I made my way up the stained concrete steps and through the loading dock into the cavernous warehouse, an endless space of dirt-splotched concrete under high glaring lights. A hundred feet in front of me, an island of large shapes and figures moving around like ants.
As I got closer to the group, I made out Lieutenant Paulsen by her posture of authority and the dark shade of her skin. She was facing off against what looked like the two “big fish” telepaths, both thin as whipcord, one dark and Indian, one blond and ugly, both overly confident.
“I don’t care what you have to do, you’re going after them,” Paulsen insisted. “The perps were here just a minute ago—see the cigarette still burning on the table? Not even all the way into the ashtray yet. They were here. I want to know where they went.” The table she pointed to was in a grouping with two sofas. She was right; a Marlboro cigarette still burned in the tray, letting off a steady stream of smoke and a smell I’d know anywhere. Swartz smoked Marlboros, or had.

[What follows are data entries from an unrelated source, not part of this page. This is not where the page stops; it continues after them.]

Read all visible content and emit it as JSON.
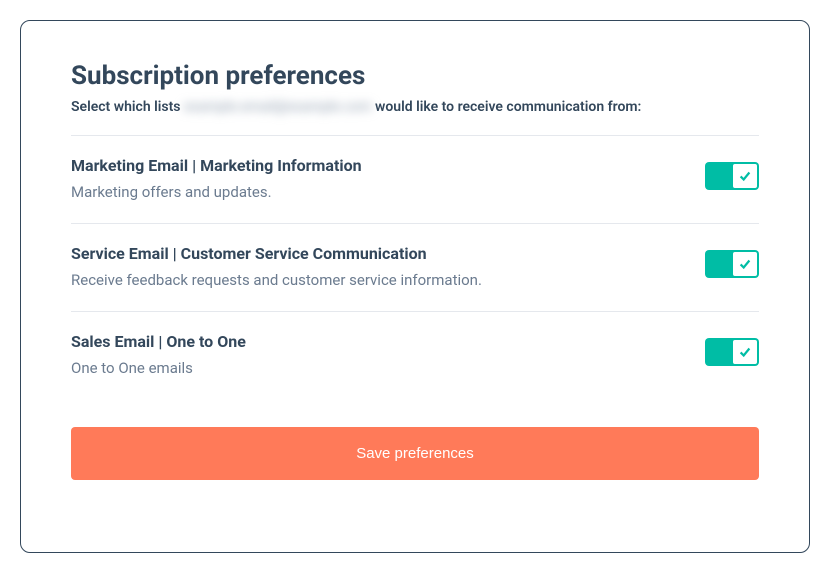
{
  "header": {
    "title": "Subscription preferences",
    "subtitle_prefix": "Select which lists ",
    "subtitle_blurred": "example.email@example.com",
    "subtitle_suffix": " would like to receive communication from:"
  },
  "preferences": [
    {
      "title": "Marketing Email | Marketing Information",
      "description": "Marketing offers and updates.",
      "enabled": true
    },
    {
      "title": "Service Email | Customer Service Communication",
      "description": "Receive feedback requests and customer service information.",
      "enabled": true
    },
    {
      "title": "Sales Email | One to One",
      "description": "One to One emails",
      "enabled": true
    }
  ],
  "actions": {
    "save_label": "Save preferences"
  },
  "colors": {
    "accent": "#00bda5",
    "primary_button": "#ff7a59",
    "text_dark": "#33475b",
    "text_muted": "#6b7b8f"
  }
}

Michael, the junior cop, ran up. He reached Paulsen, panting. “They… didn’t go out the back…ma’am. The dust is clean on the back step.”
She set her mouth. “Not out the back, then, and we would have seen them out the front. Michael, you and
the others start banging on floors and walls—if there’s a trapdoor, I want to know about it. Otherwise…” She gestured to the two hostile Guild members. “Right now you’re going to tell me how they left.”
The telepath on the right frowned. “There’s nothing we can—”
“Probably teleported, Lieutenant,” I said as I walked up.
She glanced at me, and the blond telepath frowned—hostile.
I ignored him, and the banging sound that came from Michael and the other cops following Paulsen’s orders. “Bradley’s a teleporter, remember? He’s been pulling enough other people along with him, I wouldn’t be surprised if he ’ported out of here himself.”
The telepath on the left, the dark one, shook his head at me. Apparently he didn’t think I should be telling the normals anything. “We don’t know that’s how they escaped,” he said, to Paulsen. And, to me, mind to mind,
Without a Jumper, we can’t follow him. There’s no point in making promises.